Выбрать главу

— И младший уже покинул батька? — спросил Евдоким.

— Скрипка увела парня из дома.

— Что пишет?

— Пока помалкивает…

— Знать, и Гриша не захотел пахать землю?

— У Григория природное устремление к музыке. Что поделаешь? Пускай прибивается к своему берегу.

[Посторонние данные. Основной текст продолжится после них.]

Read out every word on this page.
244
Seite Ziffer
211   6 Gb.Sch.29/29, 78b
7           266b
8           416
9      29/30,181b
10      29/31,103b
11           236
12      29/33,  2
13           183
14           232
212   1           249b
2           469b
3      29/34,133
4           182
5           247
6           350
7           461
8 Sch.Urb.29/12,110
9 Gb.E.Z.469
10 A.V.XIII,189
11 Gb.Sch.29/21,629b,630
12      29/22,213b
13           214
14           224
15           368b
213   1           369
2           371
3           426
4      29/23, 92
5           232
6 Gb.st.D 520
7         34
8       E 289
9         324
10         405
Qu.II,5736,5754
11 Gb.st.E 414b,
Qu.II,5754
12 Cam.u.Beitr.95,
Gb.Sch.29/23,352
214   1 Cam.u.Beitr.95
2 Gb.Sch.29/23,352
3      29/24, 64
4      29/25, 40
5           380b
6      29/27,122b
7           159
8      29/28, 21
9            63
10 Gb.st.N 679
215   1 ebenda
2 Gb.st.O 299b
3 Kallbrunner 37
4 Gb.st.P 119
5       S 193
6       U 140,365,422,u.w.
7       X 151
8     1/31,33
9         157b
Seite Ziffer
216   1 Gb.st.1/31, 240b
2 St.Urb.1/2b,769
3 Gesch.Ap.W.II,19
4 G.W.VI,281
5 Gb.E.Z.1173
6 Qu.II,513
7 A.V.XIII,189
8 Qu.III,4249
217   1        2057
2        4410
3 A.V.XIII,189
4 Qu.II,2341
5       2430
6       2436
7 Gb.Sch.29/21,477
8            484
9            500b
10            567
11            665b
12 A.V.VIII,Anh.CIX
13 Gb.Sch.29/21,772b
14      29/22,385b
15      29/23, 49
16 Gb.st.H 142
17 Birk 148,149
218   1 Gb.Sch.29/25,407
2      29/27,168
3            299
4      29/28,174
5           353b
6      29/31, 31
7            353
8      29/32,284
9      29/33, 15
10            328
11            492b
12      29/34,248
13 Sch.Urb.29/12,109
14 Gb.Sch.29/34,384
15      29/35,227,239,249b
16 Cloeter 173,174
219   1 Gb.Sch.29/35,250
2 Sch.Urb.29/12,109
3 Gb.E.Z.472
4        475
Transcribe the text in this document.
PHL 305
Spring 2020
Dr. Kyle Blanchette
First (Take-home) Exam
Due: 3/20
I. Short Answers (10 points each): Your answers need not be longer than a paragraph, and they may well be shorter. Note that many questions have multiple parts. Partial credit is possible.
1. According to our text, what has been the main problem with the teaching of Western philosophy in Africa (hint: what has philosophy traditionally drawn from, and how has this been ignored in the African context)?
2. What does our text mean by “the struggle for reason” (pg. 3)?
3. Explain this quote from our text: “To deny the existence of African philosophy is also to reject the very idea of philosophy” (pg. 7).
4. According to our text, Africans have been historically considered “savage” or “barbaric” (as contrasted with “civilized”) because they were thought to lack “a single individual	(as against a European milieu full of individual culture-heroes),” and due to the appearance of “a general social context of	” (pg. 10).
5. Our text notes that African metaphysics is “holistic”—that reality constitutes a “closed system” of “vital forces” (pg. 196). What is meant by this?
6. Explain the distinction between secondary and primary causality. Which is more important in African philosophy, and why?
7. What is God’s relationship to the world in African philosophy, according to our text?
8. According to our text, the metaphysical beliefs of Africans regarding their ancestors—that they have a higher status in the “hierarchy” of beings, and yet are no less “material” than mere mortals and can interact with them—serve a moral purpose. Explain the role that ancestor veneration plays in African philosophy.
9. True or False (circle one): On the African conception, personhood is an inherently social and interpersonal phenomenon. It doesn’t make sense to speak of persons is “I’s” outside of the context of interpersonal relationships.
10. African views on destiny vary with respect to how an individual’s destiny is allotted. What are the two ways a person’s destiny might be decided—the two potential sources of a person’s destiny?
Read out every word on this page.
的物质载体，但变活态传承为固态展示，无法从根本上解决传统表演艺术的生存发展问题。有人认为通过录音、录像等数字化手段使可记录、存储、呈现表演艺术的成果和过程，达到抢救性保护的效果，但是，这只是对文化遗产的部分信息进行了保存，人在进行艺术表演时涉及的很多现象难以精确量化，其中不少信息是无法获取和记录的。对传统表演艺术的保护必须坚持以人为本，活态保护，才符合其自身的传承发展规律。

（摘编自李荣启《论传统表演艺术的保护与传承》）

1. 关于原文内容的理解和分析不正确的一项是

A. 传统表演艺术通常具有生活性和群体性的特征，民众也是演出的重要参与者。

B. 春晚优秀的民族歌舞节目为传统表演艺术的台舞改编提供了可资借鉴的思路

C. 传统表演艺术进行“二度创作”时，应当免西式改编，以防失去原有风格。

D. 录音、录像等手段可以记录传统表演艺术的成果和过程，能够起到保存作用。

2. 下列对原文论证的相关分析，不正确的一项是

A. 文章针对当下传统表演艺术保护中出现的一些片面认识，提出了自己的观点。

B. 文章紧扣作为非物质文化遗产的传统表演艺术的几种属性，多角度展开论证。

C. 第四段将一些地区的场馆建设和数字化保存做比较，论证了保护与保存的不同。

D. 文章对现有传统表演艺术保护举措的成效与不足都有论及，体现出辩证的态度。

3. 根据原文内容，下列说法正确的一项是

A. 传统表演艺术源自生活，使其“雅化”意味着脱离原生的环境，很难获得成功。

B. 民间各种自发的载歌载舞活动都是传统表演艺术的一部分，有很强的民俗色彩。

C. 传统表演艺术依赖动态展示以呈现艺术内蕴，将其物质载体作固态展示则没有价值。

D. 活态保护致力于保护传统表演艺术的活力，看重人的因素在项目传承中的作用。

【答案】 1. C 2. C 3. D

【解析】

— И все ж таки вижу, о Гришке печалишься.

— Не о нем. — Василий Максимович обвел взглядом дымившиеся под лунным светом холмы. — Вот эти красавцы сидят у меня в голове. Спасать их надо. А как? Не придумаю.

— Я тоже своей башкой кумекаю-кумекаю, а докумекать никак не могу.

— О чем же ты кумекаешь? Тоже о холмах?

— Не-е-е, о текущей жизнюшке. — Евдоким погладил бороду, давно и надежно пропитанную махорочным дымом. — И тебе, Василий, советую печалиться не о холмах. Что они, холмы? Так, безжизненные существа, куча земли, укрытая как шубой ковылем — и ничего больше. А ты поболей душой о нашей жизни.

— О чем же именно? — спросил Василий Максимович. — Жизнь-то, она огромная, всю ее разом умом не охватить.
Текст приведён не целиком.